Computer Vision / Video Analytics

CUDA 9 Features Revealed: Volta, Cooperative Groups and More

Figure 1: CUDA 9 provides a preview API for programming Tesla V100 Tensor Cores, providing a huge boost to mixed-precision matrix arithmetic for deep learning.
Figure 1: CUDA 9 provides a preview API for programming Tesla V100 Tensor Cores, providing a huge boost to mixed-precision matrix arithmetic for deep learning.

At the 2017 GPU Technology Conference NVIDIA announced CUDA 9, the latest version of CUDA’s powerful parallel computing platform and programming model. CUDA 9 is now available as a free download. In this post I’ll provide an overview of the awesome new features of CUDA 9.

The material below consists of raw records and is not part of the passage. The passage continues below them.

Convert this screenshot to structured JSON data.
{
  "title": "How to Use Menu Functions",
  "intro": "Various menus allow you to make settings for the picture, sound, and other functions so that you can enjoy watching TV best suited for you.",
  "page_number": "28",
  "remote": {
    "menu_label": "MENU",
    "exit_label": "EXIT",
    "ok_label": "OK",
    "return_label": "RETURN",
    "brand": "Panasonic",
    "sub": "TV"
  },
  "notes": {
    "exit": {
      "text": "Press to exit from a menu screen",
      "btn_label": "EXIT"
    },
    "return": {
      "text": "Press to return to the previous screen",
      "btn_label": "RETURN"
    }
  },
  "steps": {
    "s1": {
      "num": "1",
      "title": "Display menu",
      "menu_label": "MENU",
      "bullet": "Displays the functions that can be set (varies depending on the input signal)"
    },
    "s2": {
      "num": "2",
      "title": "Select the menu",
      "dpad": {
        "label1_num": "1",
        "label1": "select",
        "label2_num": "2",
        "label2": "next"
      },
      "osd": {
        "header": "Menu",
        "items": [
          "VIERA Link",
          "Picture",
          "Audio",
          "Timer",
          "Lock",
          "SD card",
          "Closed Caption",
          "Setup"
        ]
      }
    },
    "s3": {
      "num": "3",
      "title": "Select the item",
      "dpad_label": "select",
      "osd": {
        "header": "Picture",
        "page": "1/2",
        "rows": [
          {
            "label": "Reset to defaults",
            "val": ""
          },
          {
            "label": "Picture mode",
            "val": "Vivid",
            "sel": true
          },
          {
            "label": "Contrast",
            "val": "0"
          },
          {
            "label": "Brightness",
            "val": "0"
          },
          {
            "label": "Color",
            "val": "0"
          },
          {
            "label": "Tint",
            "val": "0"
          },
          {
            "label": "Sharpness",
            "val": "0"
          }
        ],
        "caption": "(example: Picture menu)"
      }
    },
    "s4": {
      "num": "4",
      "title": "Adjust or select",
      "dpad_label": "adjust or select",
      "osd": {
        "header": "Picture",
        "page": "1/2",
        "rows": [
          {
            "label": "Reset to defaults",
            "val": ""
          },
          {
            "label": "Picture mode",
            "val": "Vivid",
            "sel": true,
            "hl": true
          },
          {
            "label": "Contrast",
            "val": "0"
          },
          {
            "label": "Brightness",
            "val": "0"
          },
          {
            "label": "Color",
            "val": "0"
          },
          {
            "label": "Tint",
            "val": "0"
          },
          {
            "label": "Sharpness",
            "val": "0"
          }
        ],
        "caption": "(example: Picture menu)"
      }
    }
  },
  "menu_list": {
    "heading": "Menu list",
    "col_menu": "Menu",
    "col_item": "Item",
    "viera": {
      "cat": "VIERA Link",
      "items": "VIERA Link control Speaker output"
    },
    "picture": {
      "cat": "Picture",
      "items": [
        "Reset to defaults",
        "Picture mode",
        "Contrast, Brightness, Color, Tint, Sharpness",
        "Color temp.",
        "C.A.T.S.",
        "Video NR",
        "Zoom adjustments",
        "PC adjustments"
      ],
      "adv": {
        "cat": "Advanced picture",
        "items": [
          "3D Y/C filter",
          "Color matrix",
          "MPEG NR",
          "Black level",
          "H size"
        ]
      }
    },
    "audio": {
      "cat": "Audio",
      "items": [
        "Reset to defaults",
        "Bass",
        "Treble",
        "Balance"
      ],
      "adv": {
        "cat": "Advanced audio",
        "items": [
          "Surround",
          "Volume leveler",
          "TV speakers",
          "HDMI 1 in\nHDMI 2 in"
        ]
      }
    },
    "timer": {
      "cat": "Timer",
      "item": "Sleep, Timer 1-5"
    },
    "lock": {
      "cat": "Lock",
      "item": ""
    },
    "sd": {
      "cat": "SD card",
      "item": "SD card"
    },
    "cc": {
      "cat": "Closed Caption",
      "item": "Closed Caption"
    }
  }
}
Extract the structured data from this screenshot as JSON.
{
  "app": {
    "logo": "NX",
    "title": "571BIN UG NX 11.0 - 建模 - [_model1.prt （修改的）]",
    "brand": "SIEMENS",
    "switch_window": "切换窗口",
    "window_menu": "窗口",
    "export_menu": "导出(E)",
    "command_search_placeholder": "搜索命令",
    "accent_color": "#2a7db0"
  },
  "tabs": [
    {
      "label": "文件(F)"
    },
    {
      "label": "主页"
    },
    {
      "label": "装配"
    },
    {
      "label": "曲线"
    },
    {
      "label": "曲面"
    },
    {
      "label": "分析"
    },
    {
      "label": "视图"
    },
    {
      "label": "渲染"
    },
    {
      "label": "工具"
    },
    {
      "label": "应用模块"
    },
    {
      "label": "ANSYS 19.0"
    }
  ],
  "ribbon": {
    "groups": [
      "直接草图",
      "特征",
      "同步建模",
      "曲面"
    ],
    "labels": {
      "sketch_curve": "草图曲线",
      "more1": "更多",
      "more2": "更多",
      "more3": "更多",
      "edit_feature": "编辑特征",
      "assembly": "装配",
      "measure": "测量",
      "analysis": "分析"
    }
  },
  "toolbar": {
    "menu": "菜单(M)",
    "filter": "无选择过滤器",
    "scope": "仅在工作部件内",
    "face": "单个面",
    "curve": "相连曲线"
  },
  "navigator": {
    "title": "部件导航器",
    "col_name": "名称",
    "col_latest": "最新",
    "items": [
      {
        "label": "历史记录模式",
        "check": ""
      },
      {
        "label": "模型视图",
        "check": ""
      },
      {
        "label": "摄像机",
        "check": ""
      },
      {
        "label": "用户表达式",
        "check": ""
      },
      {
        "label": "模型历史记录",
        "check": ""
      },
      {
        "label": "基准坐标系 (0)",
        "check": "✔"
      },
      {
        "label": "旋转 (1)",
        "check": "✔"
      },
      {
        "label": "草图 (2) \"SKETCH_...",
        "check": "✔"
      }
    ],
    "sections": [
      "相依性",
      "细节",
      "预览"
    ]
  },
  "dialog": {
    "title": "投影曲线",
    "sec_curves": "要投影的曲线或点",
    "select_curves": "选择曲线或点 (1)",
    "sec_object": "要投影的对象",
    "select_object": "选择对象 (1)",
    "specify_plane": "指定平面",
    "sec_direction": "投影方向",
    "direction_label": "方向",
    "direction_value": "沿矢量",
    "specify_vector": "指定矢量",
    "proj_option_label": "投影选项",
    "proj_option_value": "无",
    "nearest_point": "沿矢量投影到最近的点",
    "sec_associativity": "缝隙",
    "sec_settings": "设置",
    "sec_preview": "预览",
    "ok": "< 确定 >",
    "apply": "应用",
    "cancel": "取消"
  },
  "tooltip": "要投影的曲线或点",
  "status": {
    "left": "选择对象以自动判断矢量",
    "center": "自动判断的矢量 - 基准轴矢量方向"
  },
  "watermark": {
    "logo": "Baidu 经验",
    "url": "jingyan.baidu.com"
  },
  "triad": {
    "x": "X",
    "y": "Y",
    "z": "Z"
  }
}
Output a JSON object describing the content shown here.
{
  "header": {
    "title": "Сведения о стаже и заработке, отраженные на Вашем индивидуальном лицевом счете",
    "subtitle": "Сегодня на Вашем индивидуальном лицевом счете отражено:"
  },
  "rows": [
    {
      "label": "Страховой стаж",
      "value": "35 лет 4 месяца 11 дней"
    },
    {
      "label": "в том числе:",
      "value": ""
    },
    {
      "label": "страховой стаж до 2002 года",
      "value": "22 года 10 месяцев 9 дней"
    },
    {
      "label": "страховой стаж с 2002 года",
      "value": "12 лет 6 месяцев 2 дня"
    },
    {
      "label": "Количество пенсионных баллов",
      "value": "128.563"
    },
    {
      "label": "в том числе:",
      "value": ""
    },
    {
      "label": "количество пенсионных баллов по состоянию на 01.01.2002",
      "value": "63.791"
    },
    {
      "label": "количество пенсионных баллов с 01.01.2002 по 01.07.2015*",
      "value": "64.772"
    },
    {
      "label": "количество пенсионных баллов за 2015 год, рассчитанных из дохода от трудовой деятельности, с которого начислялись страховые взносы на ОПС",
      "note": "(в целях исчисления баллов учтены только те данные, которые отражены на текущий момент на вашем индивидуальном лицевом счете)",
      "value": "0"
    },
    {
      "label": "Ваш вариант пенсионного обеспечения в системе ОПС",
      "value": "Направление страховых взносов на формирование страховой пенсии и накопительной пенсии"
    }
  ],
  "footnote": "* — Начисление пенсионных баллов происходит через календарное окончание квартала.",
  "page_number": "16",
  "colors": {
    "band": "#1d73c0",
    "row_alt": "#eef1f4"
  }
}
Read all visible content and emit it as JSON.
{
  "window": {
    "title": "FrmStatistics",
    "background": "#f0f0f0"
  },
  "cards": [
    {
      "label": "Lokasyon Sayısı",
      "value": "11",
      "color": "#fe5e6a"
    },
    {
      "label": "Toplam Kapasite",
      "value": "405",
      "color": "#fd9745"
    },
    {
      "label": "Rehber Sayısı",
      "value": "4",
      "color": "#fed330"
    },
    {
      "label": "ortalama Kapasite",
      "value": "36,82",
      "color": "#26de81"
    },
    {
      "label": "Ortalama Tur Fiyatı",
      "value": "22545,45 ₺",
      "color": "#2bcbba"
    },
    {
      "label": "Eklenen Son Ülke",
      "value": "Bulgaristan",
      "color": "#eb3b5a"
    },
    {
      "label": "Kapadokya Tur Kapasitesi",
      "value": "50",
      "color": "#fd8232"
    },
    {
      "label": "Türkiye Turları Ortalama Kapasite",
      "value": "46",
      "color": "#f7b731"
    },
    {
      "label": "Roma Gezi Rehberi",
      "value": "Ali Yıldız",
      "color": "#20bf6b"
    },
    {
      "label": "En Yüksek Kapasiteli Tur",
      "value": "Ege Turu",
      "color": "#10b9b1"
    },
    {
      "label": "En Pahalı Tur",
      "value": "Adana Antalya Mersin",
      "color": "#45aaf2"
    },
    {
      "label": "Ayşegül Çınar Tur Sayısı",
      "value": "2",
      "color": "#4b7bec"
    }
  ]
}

  • Support for the Volta GPU architecture, including the new Tesla V100 accelerator;
  • Cooperative Groups, a new programming model for managing groups of communicating threads;
  • A new API (preview feature) for programming Tensor Core matrix multiply and accumulate operations on Tesla V100.
  • Faster library routines for linear algebra, image processing, FFTs, and more;
  • New algorithms in cuSolver and nvGraph
  • New NVIDIA Visual Profiler support for Volta V100 as well as improved Unified Memory profiling features;
  • Improved compiler performance;
  • Support for C++14 in CUDA device code;
  • Expanded developer platform and host compiler support including Microsoft Visual Studio 2017, clang 3.9, PGI 17.1 and GCC 6.x;

The CUDA Toolkit version 9.0 is available as a free download. To learn more you can watch the recording of my talk from GTC 2017, “CUDA 9 and Beyond”.

CUDA 9 Supports the new NVIDIA Volta Architecture

The soul of CUDA 9 is support for the powerful new Volta Architecture, specifically the new Tesla V100 GPU accelerator which was launched at GTC 2017. For full details on V100 and the Volta GV100 GPU, check out the blog post “Inside Volta”.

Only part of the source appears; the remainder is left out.